Mis colores lograron también que las veredas dejaran de ser grises y ahora relucen como el oro y las casas, cuyos frentes son siempre pálidos y aburridos, son dueñas (gracias a mis lápices!) de las tonalidades más bonitas que uno se pueda imaginar.
Dibujé estrellitas y soles en las calles, niños y niñas jugando en los tapiales y le di otra mano de celeste al cielo. Dejé que mis manos volaran coloreando con alegría los automóviles!

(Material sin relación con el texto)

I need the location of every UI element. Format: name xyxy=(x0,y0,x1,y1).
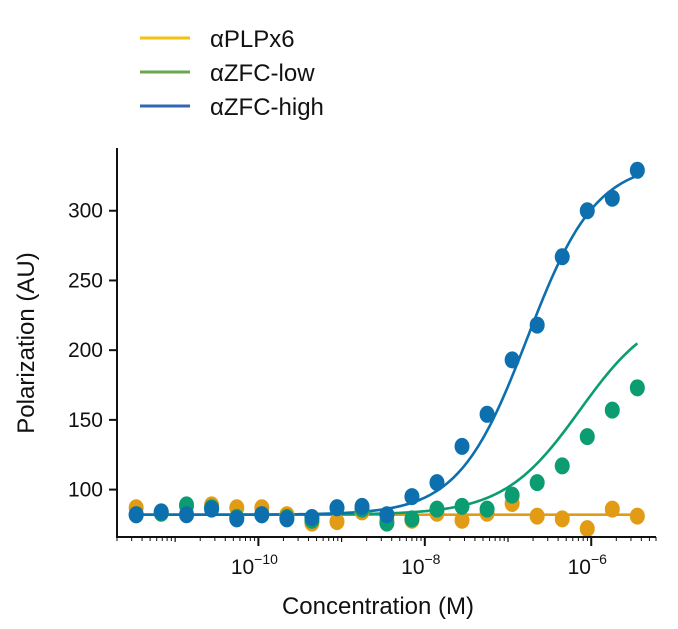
data-point xyxy=(629,507,645,525)
data-point xyxy=(554,457,570,475)
legend-label: αZFC-low xyxy=(210,60,315,87)
data-point xyxy=(454,437,470,455)
data-point xyxy=(379,506,395,524)
data-point xyxy=(554,510,570,528)
y-ticks: 100 150 200 250 300 xyxy=(68,200,117,502)
y-tick-label: 150 xyxy=(68,409,103,432)
data-point xyxy=(279,510,295,528)
data-point xyxy=(404,510,420,528)
data-point xyxy=(579,520,595,538)
data-point xyxy=(579,428,595,446)
data-point xyxy=(454,497,470,515)
fit-curve xyxy=(136,342,639,516)
x-tick-label: 10−8 xyxy=(401,551,441,579)
data-point xyxy=(629,379,645,397)
data-point xyxy=(479,405,495,423)
data-points xyxy=(128,161,645,538)
legend: αPLPx6 αZFC-low αZFC-high xyxy=(140,26,324,121)
data-point xyxy=(429,474,445,492)
x-tick-label: 10−6 xyxy=(568,551,608,579)
y-axis-label: Polarization (AU) xyxy=(13,252,40,433)
data-point xyxy=(354,497,370,515)
data-point xyxy=(504,486,520,504)
y-tick-label: 100 xyxy=(68,479,103,502)
data-point xyxy=(529,474,545,492)
data-point xyxy=(304,508,320,526)
data-point xyxy=(604,401,620,419)
data-point xyxy=(153,503,169,521)
y-tick-label: 200 xyxy=(68,339,103,362)
data-point xyxy=(604,189,620,207)
data-point xyxy=(204,500,220,518)
data-point xyxy=(529,316,545,334)
data-point xyxy=(429,500,445,518)
legend-label: αPLPx6 xyxy=(210,26,295,53)
y-tick-label: 250 xyxy=(68,269,103,292)
data-point xyxy=(454,511,470,529)
data-point xyxy=(629,161,645,179)
data-point xyxy=(604,500,620,518)
data-point xyxy=(504,351,520,369)
data-point xyxy=(128,506,144,524)
data-point xyxy=(529,507,545,525)
data-point xyxy=(404,488,420,506)
data-point xyxy=(329,499,345,517)
data-point xyxy=(479,500,495,518)
axes xyxy=(116,148,656,538)
data-point xyxy=(179,506,195,524)
y-tick-label: 300 xyxy=(68,200,103,223)
data-point xyxy=(254,506,270,524)
data-point xyxy=(579,202,595,220)
data-point xyxy=(329,513,345,531)
x-tick-label: 10−10 xyxy=(231,551,278,579)
data-point xyxy=(229,510,245,528)
legend-label: αZFC-high xyxy=(210,94,324,121)
data-point xyxy=(554,248,570,266)
x-axis-label: Concentration (M) xyxy=(282,593,474,620)
x-ticks: 10−10 10−8 10−6 xyxy=(116,537,657,579)
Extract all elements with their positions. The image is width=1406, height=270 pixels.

Ahora circulan multicoloridos, simpáticos, bien despacio para que todos los contemplen.
Ya estaba ocultándose el sol cuando mamá me llamó para ir a cenar. Regresé trotando y feliz, con el sacapuntas desgastado y los lápices cortitos pero llenos aún de su magia. Y detrás mío quedó un mundo más lindo, digno de ser habitado. Y con la misma sonrisa que me había ido, ahora me sentaba a la mesa, con la caja de colores bien a mano siempre dispuesta a pintar una risa en lugar de un gesto triste y reemplazar lágrimas con dulces margaritas.

2 de junio de 2008

El hombre que no fallaba

Pocos asesinos a sueldo eran conocidos como él. Su fama cruzaba oceános y derrumbaba idiomas. En los oscuros callejones del mal vivir, su nombre de mil caras, tan cambiante como el viento, era sinónimo de garantía. La reputación lo colocaba en la cúspide de los mercenarios sin banderas, de los hombres fantasmas que van de un lado a otro, empuñando un arma en las recónditas sombras del día y las tinieblas de la noche, dejando a su paso su sello inconfundible, fundido en plata y bañado en carmesí.

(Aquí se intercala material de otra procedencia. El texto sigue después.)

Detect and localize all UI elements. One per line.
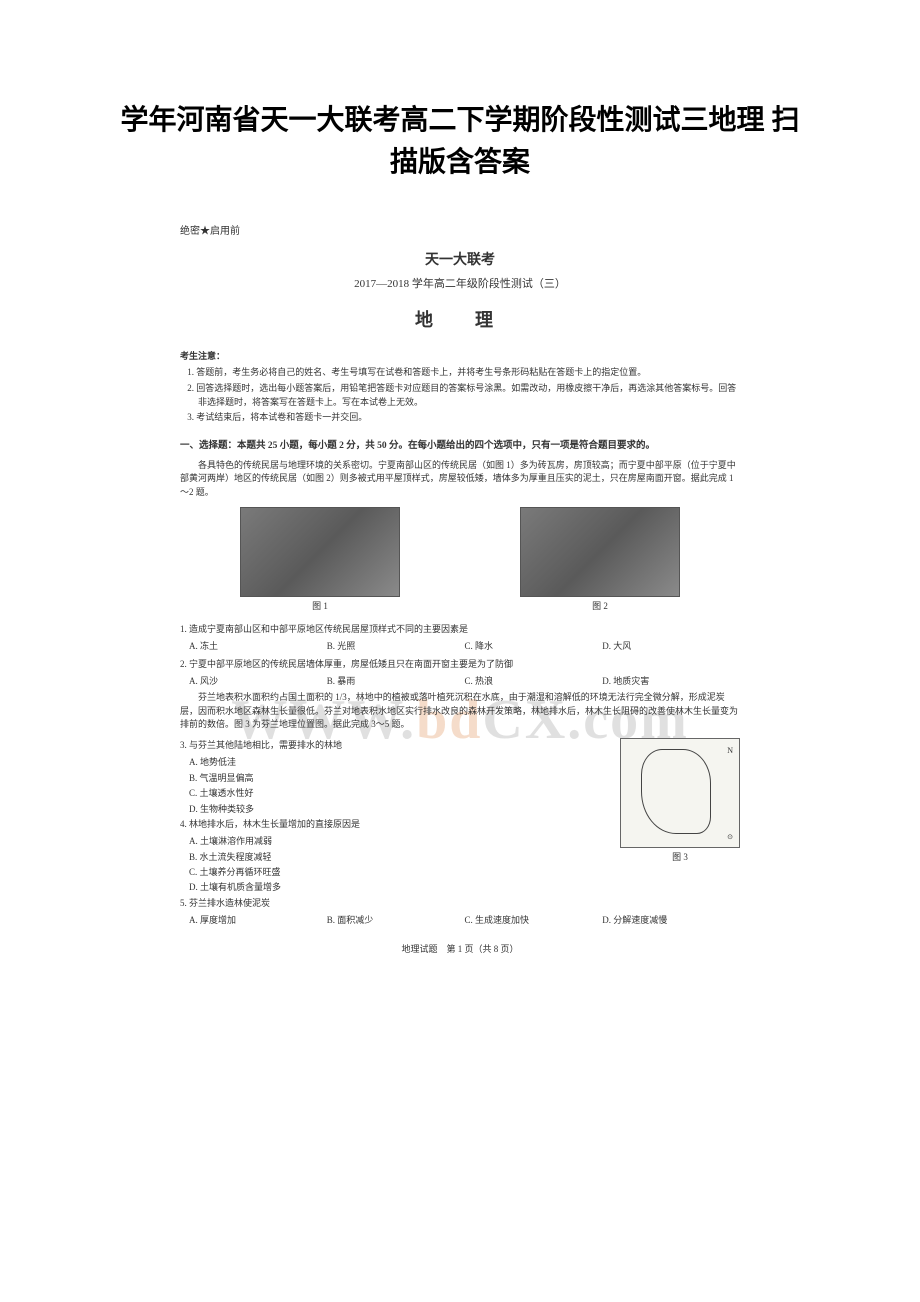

Era el hombre que no fallaba, el que jamás dejaba un encargue por hacer. Todos buscaban sus servicios, sin preguntar ni una sola vez en cuánto iría a costar. Esa tarde le llegó una carta, siguiendo los procedimientos que solo los que caminaban los pasillos de la muerte conocían bien, esos que garantizaban que era un pedido verdadero y no una mera trampa de las agencias de la ley que estaban tras su cabeza.
El hombre que nunca había fallado ni dejado escapar a una víctima rompió el lacrado del sobre y sacó la tarjeta del interior. La cifra tenía seis ceros. Revisó en la computadora su cuenta bancaria y allí estaba el depósito. Siempre cobraba por adelantado, tal era su reputación.
Satisfecho, tomo la segunda tarjeta, dónde estaban los datos de su blanco. Leyó el nombre tres veces para estar seguro. Algo parecido a la confusión lo tomó por sorpresa. En la tarjeta estaba escrito su nombre y su dirección. El hombre que nunca había fallado no lo dudó y fue por su arma. Y por supuesto, como profesional que era, no falló.